Question

A motor cyclist (to be treated
as a point mass) is to undertake horizontal
circles inside the cylindrical wall of a well
of inner radius 4 m. Coefficient of static
friction between the tyres and the wall is
0.4. Calculate the minimum speed and
frequency necessary to perform this stunt.
(Use g = 10 m/s2
)

Answer 1

Answer:

Explanation:

here is the answer

Answer 2

Answer:

The minimum speed is 10m/s and the frequency necessary to perform the stunt is 0.4Hz respectively.

Explanation:

The minimum speed of the cyclist is given as,

$v=\sqrt{\frac{rg}{\mu} }$              (1)

Where,

v=minimum velocity of the cyclist

r=radius of the cylindrical well

g=acceleration due to gravity=10m/s²

μ=minimum  friction between the tires and the wall

From the question we have,

r=4m

μ=0.4

By substituting the values in equation (1) we get;

$v=\sqrt{\frac{4\times 10}{0.4} }=\sqrt{100} =10m/s$            (2)

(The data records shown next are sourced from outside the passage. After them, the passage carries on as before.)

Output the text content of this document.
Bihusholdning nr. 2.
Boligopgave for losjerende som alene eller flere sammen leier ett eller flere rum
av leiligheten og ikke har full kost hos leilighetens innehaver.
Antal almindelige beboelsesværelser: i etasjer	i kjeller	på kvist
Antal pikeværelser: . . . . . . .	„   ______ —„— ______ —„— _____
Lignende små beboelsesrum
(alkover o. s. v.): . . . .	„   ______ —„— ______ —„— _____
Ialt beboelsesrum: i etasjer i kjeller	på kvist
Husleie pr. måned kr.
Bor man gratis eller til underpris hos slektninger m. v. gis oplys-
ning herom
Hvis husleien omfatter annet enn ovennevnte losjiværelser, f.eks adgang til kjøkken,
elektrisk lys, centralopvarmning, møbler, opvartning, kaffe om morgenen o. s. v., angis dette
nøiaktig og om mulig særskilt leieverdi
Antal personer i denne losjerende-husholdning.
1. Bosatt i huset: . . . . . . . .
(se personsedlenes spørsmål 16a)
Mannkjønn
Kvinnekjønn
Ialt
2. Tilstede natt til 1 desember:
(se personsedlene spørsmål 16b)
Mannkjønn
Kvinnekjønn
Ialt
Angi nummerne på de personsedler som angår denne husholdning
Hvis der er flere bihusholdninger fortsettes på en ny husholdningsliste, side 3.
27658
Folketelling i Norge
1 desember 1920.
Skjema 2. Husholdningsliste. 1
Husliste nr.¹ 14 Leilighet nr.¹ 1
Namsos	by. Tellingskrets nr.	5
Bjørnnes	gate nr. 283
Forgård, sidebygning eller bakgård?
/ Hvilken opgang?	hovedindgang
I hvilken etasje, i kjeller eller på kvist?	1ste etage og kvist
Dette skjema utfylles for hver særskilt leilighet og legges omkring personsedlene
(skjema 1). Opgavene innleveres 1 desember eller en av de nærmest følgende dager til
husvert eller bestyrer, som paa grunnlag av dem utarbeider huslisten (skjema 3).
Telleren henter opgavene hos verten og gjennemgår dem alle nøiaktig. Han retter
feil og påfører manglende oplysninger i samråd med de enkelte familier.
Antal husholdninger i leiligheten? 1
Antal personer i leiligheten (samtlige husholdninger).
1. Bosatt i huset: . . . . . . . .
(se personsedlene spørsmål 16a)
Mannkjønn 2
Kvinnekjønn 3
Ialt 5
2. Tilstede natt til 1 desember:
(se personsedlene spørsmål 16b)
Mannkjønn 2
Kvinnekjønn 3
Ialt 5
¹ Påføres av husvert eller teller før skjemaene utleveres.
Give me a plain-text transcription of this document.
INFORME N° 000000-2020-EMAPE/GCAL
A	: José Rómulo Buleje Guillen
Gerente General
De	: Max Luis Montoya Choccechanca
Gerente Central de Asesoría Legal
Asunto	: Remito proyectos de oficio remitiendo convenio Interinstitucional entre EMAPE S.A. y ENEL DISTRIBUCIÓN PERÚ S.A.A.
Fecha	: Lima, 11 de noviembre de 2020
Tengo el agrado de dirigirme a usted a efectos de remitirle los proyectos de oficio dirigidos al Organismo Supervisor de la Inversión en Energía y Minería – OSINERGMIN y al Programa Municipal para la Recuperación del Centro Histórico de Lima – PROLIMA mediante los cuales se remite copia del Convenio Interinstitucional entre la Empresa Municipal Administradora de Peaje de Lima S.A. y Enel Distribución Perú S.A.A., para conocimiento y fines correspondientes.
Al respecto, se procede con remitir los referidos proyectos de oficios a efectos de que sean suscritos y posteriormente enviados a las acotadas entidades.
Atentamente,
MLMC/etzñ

The minimum frequency(f) required is given as,

$f=\frac{v}{2\pi r}$        (3)

By substituting the value of v and r in equation (3) we get;

$f=\frac{10}{2\times \pi \times 4}=0.4Hz$             (∵π=3.14)

Hence, the minimum speed is 10m/s and the frequency necessary to perform the stunt is 0.4Hz respectively.